Copy the page URI to the clipboard
Mahmood, Asif
(2020).
DOI: https://doi.org/10.21954/ou.ro.000110c8
Abstract
Video coding is the core enabling technology for compressing sequences where inherently very large bandwidth requirements must be reduced to enable efficient transmission and storage. Traditional video codecs (encoder-decoder) generally incur large encoder resources and so are not suitable for resource-scarce devices. Distributed video coding (DVC) has become an attractive alternative for such devices because of its simple encoder structure, which is achieved by shifting the major processing load to the decoder. Despite the established theory, current DVC architectures do not exhibit the same rate-distortion (RD) performance as traditional codecs, a performance gap which is compounded when coding higher resolution sequences. Available DVC codec rate-control options are also inflexible and difficult to guarantee a quality-of- service (QoS) level, while the aggregated encoder-decoder latency at higher spatial resolutions can significantly hinder practical DVC implementations.
This thesis presents a new DVC for Higher Resolution (DVC-HR) framework that addresses the aforementioned limitations arising in encoding higher spatial resolution sequences.
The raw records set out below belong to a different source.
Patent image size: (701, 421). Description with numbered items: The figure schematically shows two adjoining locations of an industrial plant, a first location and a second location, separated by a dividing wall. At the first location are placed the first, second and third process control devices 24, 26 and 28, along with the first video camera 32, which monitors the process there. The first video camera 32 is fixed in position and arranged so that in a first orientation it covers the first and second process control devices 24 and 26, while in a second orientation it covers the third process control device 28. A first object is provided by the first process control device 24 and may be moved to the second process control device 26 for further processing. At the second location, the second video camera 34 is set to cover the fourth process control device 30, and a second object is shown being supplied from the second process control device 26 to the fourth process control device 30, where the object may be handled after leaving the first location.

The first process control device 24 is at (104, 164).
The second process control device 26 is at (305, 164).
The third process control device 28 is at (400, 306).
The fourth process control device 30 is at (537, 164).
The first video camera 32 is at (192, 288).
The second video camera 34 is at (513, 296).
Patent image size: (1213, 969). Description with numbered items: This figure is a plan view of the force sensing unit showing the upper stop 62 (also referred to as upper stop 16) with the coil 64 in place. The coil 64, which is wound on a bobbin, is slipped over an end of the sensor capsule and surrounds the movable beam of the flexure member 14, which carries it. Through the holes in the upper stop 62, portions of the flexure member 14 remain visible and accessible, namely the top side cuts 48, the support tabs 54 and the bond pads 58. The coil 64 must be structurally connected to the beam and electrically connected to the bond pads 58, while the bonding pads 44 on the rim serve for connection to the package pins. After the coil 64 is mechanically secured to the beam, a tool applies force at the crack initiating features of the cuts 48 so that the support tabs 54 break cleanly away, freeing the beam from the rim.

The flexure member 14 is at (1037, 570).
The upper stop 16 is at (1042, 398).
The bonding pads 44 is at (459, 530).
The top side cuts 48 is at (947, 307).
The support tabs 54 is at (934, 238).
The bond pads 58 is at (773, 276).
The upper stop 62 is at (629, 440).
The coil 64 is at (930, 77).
It introduces a novel flexible content-aware quantisation (CAQ) mechanism which supports dynamic and robust rate-control to produce maximum output quality by lowering perceptible distortion as well as more efficiently utilising available bandwidth. Crucially, CAQ supports larger transform block sizes which are essential for effective higher resolution DVC. Finally, the latency issue is assuaged with the development of a new dynamic channel-coding algorithm to reduce decoding times thereby affording an important advance for practical DVC realisations.
Rigorous analysis of the DVC-HR framework confirms that it consistently outperforms the community-accepted benchmark DVC codec (DISCOVER) in RD performance, rate-control flexibility, bandwidth utilisation and lower latency at higher spatial resolutions. These contributions represent a notable step towards narrowing the DVC performance gap by enabling more practical, state-of-the-art implementations to better rival traditional codecs.